3. Background: Read the man page for the mmap() kernel call in Linux. Consider the following code:

   char * f = mmap(
           NULL,
   	sysconf( _SC_PAGESIZE )*16,
   	PROT_READ, MAP_SHARED,
           open( "~/myfile", O_RDONLY ),
   	0
   );
   

   a) Write a for loop that prints the entire contents of ~/myfile assuming that it has been opened using the above code. (0.6 points)

   int i;
   int size = sysconf( _SC_PAGESIZE )*16;
   for (i = 0; i < size; i++) putchar( f[i] );
   

   b) How many page faults occur, at minimum, during the execution of the code you wrote for part a? (0.2 points)

   In the best case, all pages holding code are already in RAM. When you finish the mmap() call, the pages of the file are still on disk but mapped into the virtual address space, so the only page faults will be one fault each for the pages of the file.
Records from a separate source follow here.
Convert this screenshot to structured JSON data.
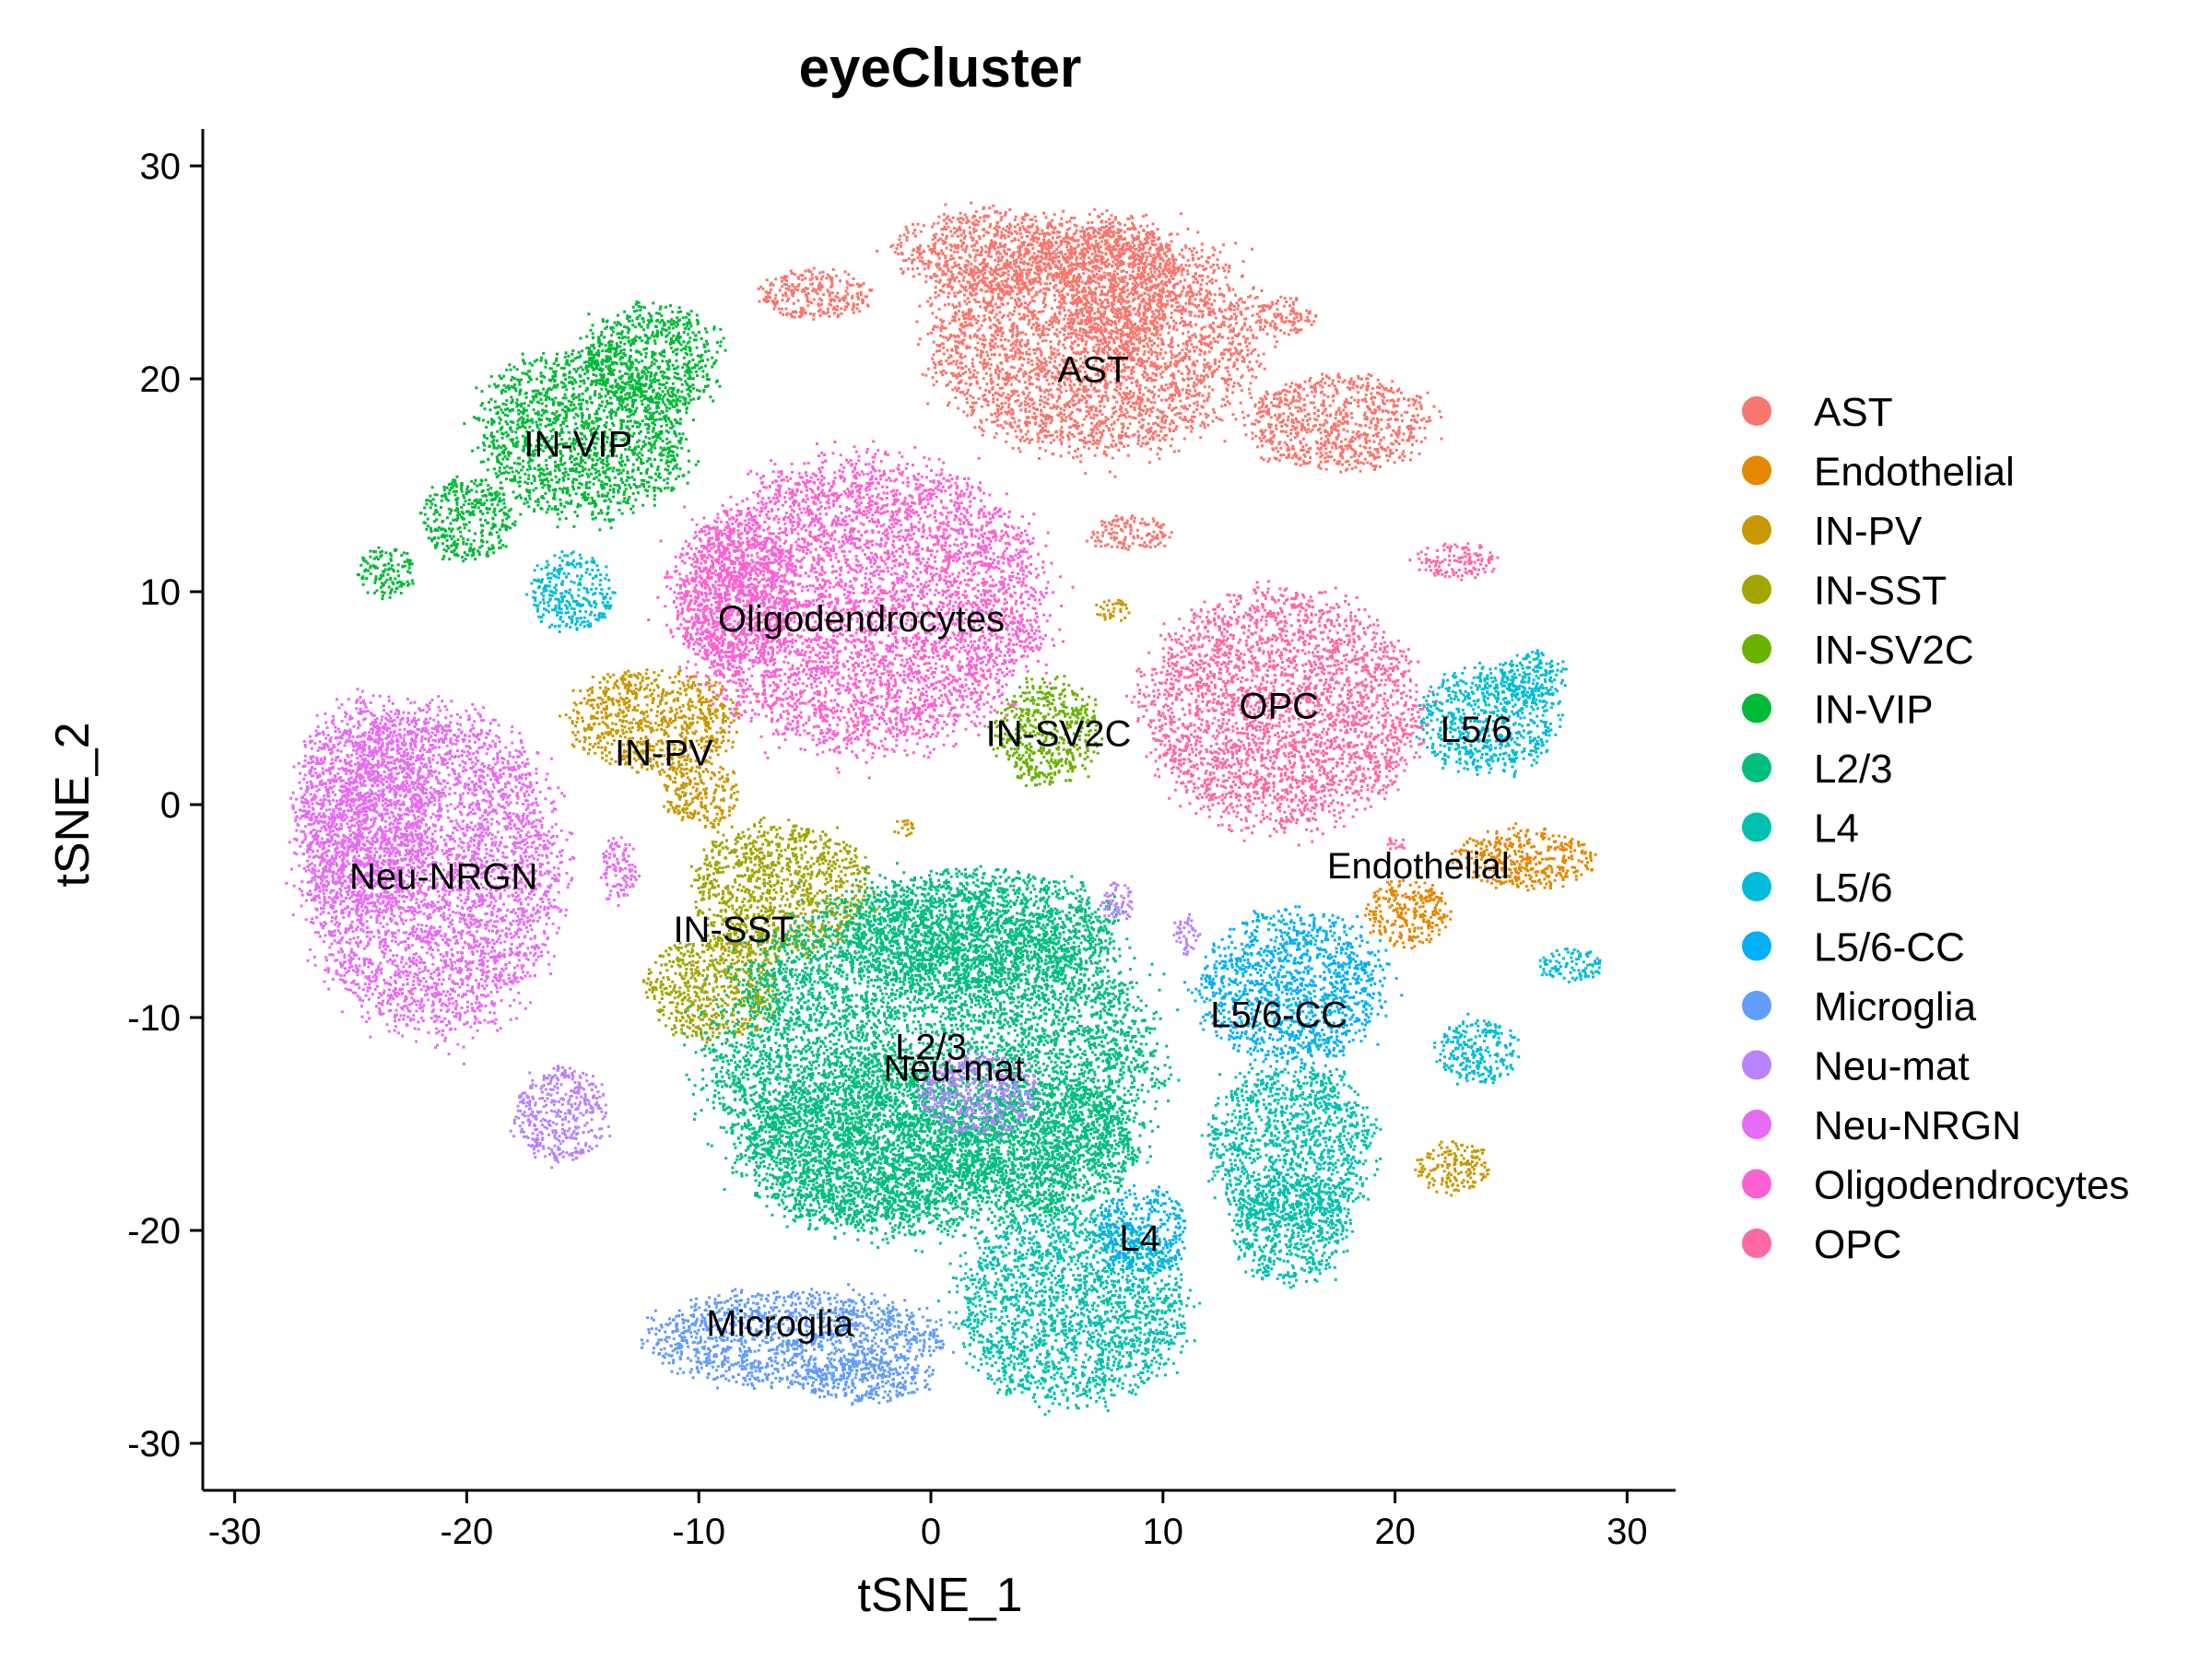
{
  "chart_data": {
    "type": "scatter",
    "title": "eyeCluster",
    "xlabel": "tSNE_1",
    "ylabel": "tSNE_2",
    "xlim": [
      -31.5,
      32
    ],
    "ylim": [
      -32.2,
      31.6
    ],
    "xticks": [
      -30,
      -20,
      -10,
      0,
      10,
      20,
      30
    ],
    "yticks": [
      -30,
      -20,
      -10,
      0,
      10,
      20,
      30
    ],
    "grid": false,
    "legend_position": "right",
    "series": [
      {
        "name": "AST",
        "color": "#F8766D",
        "label": "AST",
        "label_at": [
          7,
          20.3
        ],
        "blobs": [
          [
            7,
            22,
            7,
            5.5
          ],
          [
            8,
            24.5,
            2.5,
            3.2
          ],
          [
            -5,
            24,
            2.5,
            1.2
          ],
          [
            2.5,
            26,
            4,
            2
          ],
          [
            17.5,
            18,
            4,
            2.2
          ],
          [
            15.2,
            23,
            1.3,
            0.9
          ],
          [
            8.5,
            12.8,
            1.8,
            0.8
          ]
        ]
      },
      {
        "name": "Endothelial",
        "color": "#E58700",
        "label": "Endothelial",
        "label_at": [
          21,
          -3
        ],
        "blobs": [
          [
            25.5,
            -2.5,
            3,
            1.4
          ],
          [
            20.5,
            -5,
            1.8,
            1.6
          ]
        ]
      },
      {
        "name": "IN-PV",
        "color": "#C99800",
        "label": "IN-PV",
        "label_at": [
          -11.5,
          2.3
        ],
        "blobs": [
          [
            -12,
            4,
            3.6,
            2.4
          ],
          [
            -10,
            0.6,
            1.6,
            1.6
          ],
          [
            22.5,
            -17,
            1.6,
            1.2
          ],
          [
            7.8,
            9.2,
            0.8,
            0.5
          ],
          [
            -1.2,
            -1,
            0.4,
            0.5
          ]
        ]
      },
      {
        "name": "IN-SST",
        "color": "#A3A500",
        "label": "IN-SST",
        "label_at": [
          -8.5,
          -6
        ],
        "blobs": [
          [
            -6.5,
            -4,
            3.8,
            3.2
          ],
          [
            -9.5,
            -8.5,
            2.8,
            2.5
          ]
        ]
      },
      {
        "name": "IN-SV2C",
        "color": "#6BB100",
        "label": "IN-SV2C",
        "label_at": [
          5.5,
          3.2
        ],
        "blobs": [
          [
            5,
            3.5,
            2.2,
            2.5
          ]
        ]
      },
      {
        "name": "IN-VIP",
        "color": "#00BA38",
        "label": "IN-VIP",
        "label_at": [
          -15.2,
          16.8
        ],
        "blobs": [
          [
            -15,
            17.5,
            4.5,
            4
          ],
          [
            -12,
            21,
            3,
            2.5
          ],
          [
            -23.5,
            11,
            1.2,
            1.2
          ],
          [
            -20,
            13.5,
            2,
            2
          ]
        ]
      },
      {
        "name": "L2/3",
        "color": "#00BF7D",
        "label": "L2/3",
        "label_at": [
          0,
          -11.5
        ],
        "blobs": [
          [
            0,
            -12,
            9.5,
            8
          ],
          [
            2,
            -6,
            6,
            3
          ],
          [
            5,
            -16,
            4,
            3
          ],
          [
            -3,
            -16,
            5,
            4
          ]
        ]
      },
      {
        "name": "L4",
        "color": "#00C0AF",
        "label": "L4",
        "label_at": [
          9,
          -20.5
        ],
        "blobs": [
          [
            6,
            -23.5,
            5,
            4.5
          ],
          [
            15.5,
            -16,
            3.5,
            4
          ],
          [
            15.5,
            -20,
            2.5,
            2.5
          ]
        ]
      },
      {
        "name": "L5/6",
        "color": "#00BCD8",
        "label": "L5/6",
        "label_at": [
          23.5,
          3.4
        ],
        "blobs": [
          [
            24,
            4,
            3,
            2.5
          ],
          [
            26,
            6,
            1.5,
            1.2
          ],
          [
            27.5,
            -7.5,
            1.4,
            0.8
          ],
          [
            23.5,
            -11.5,
            1.8,
            1.5
          ],
          [
            -15.5,
            10,
            1.8,
            1.8
          ]
        ]
      },
      {
        "name": "L5/6-CC",
        "color": "#00B0F6",
        "label": "L5/6-CC",
        "label_at": [
          15,
          -10
        ],
        "blobs": [
          [
            15.5,
            -8.5,
            4,
            3.5
          ],
          [
            9,
            -20,
            2,
            2
          ]
        ]
      },
      {
        "name": "Microglia",
        "color": "#619CFF",
        "label": "Microglia",
        "label_at": [
          -6.5,
          -24.5
        ],
        "blobs": [
          [
            -6,
            -25,
            6.5,
            2.2
          ],
          [
            -3,
            -27,
            3,
            1
          ]
        ]
      },
      {
        "name": "Neu-mat",
        "color": "#B983FF",
        "label": "Neu-mat",
        "label_at": [
          1,
          -12.5
        ],
        "blobs": [
          [
            2,
            -13.5,
            2.5,
            2
          ],
          [
            -16,
            -14.5,
            2,
            2.2
          ],
          [
            8,
            -4.5,
            0.7,
            1
          ],
          [
            11,
            -6,
            0.5,
            1
          ]
        ]
      },
      {
        "name": "Neu-NRGN",
        "color": "#E76BF3",
        "label": "Neu-NRGN",
        "label_at": [
          -21,
          -3.5
        ],
        "blobs": [
          [
            -21.5,
            -3,
            5.5,
            7.5
          ],
          [
            -24.5,
            0,
            3,
            5
          ],
          [
            -13.5,
            -3,
            0.8,
            1.5
          ]
        ]
      },
      {
        "name": "Oligodendrocytes",
        "color": "#FD61D1",
        "label": "Oligodendrocytes",
        "label_at": [
          -3,
          8.6
        ],
        "blobs": [
          [
            -3,
            9.5,
            7.8,
            6.8
          ],
          [
            -8.5,
            10,
            2.5,
            3.5
          ]
        ]
      },
      {
        "name": "OPC",
        "color": "#FF67A4",
        "label": "OPC",
        "label_at": [
          15,
          4.5
        ],
        "blobs": [
          [
            15,
            4.5,
            5.8,
            5.5
          ],
          [
            22.5,
            11.5,
            1.8,
            0.8
          ],
          [
            20,
            -1.8,
            0.4,
            0.4
          ]
        ]
      }
    ]
  }
}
The file size is 16 pages according to the second parameter to mmap(), so the answer is:

   16 page faults.

   c) Under what circumstances would more page faults occur than you suggested in part b. (0.2 points)

   First, the code of the for loop might not be in RAM at the time it begins. That would add perhaps one page fault. Second, the page replacement policy was not specified. A bad page replacement policy could evict pages from RAM prematurely, forcing additional page faults. For example, if each page fault bringing a page of the file into RAM also pushed the code of the for loop out, the number of page faults would double.